Dave is let in but as he is about to phone the base for help, Tom inadvertently fuses the house lights. Dave fixes the fusebox, and when the lights come back on Laura realises Tom has given himself an electric shock, disappointingly for her, rendering him only unconscious not dead. Dave helps Tom to bed. At the door Laura offers that Dave should borrow her car and return it the next day. She also asks Dave to post a letter for her.

Before he posts it at base camp, Dave glances at the address, and we see the letter is addressed to "Tonio Rossi Esq", care of an employment agency. Next evening Dave returns to bring back Laura's car. Tom draws Dave into an argument, suggesting that Dave's wartime experiences in Italy have turned him into a murderous animal, and pulls a gun on him to demonstrate his theory. Dave leaves angry, but contrives to return another day to see Laura with a party invitation. The commanding officer has decided to hold a party at the officers club for the local villagers.

Dave and Laura soon begin an affair. When Laura floats an idea that Dillon could murder her husband and they both could be rich, Dillon walks out on her. But he soon visits the house again with a plan to kill Tom on the night of the party, and make it look the result of his drunk driving. Tom is murdered, and he and his car dumped in the river. The body is discovered by a passing local next morning, and an investigation begun. A local policeman, Inspector Flynn, is suspicious, and the plan soon unravels as both Dave and Laura have made mistakes and Laura's car has been spotted by an AWOL soldier returning from a date. Dave is enraged when he finds Laura is already planning to claim the insurance on Tom. Dave's superior and long-time friend, Major Kellaway, visits the house and finds Laura and Tonio together. Laura tells the major that Dave did know Tom, which Dave had previously denied, and had a gambling debt with him. Dave immediately becomes the prime suspect in the murder. When he is told that he is confined to base, Dave assaults Kellaway, takes a jeep, and returns to Croft House. Dave confronts Laura, realising that she is leaving the country.

==Cast==
- Anne Heywood as Laura Wilton
- Robert Arden as Dave Dillon
- Carroll Levis as Major Kellaway
- Basil Dignam as Tom Wilton
- Denis Shaw as Inspector Flynn
- Robert Ayres as Colonel-in-chief
- Garry Thorne as Kaufmann (as Gary Thorne)
- Hal Osmond as barman
- Gil Winfield as Sergeant U.S. Army

==Production==
Anne Heywood had worked with Carroll Levis for a number of years on stage.
==Critical reception==
Monthly Film Bulletin said "It is sad to find this low standard thriller, with its generally shoddy production, attributed to Paul Dickson. The principal performances are notably poor."

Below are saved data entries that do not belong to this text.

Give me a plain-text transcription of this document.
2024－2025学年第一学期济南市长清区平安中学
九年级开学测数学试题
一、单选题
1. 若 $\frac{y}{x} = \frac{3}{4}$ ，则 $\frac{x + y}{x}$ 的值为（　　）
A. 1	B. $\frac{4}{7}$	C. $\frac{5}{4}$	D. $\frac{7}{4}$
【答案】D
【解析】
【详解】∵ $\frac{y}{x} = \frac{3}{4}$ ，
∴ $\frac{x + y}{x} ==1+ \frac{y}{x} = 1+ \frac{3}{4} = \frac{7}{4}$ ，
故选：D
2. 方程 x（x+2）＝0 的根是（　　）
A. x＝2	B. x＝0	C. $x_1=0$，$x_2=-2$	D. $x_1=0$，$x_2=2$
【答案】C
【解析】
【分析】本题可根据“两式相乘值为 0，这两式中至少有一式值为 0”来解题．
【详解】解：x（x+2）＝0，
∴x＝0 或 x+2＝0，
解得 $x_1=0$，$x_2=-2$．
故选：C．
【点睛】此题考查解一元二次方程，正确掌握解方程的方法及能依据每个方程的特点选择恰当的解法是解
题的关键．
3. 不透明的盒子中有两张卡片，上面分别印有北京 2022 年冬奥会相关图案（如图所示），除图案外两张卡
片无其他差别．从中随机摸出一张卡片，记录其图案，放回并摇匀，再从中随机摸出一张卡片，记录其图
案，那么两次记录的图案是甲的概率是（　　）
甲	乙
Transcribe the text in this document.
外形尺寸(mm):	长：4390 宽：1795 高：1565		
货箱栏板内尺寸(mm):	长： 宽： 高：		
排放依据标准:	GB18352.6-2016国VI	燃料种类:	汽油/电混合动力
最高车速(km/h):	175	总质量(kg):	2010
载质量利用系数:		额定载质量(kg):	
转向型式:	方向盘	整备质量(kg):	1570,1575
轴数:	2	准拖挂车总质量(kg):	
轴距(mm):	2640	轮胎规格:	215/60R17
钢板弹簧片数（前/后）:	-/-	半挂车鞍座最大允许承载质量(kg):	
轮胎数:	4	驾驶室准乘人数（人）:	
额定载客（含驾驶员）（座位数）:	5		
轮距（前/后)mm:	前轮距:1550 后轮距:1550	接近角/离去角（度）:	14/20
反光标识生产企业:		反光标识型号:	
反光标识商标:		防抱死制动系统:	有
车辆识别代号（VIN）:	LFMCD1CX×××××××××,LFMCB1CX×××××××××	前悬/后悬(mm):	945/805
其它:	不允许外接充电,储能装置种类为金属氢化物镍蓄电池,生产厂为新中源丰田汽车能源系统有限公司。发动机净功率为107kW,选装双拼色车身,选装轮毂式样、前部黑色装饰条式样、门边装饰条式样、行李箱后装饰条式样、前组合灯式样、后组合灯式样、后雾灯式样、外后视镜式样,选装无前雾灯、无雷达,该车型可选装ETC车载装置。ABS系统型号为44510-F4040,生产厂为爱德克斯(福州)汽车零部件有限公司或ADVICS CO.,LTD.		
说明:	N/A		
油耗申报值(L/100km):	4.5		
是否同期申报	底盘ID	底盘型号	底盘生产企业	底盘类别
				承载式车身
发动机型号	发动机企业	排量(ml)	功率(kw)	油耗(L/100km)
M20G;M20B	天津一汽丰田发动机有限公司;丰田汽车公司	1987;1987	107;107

In British Sound Films: The Studio Years 1928–1959 David Quinlan rated the film as "poor", writing: "Very poor. Said one critic: 'The script does not call for good acting and it doesn't get it.' "

Leslie Halliwell said: "Shades of Double Indemnity, but only shades."

TV Guide wrote, "the title promises something more lurid than another B murder-mystery with an American leading man, but that's all this is."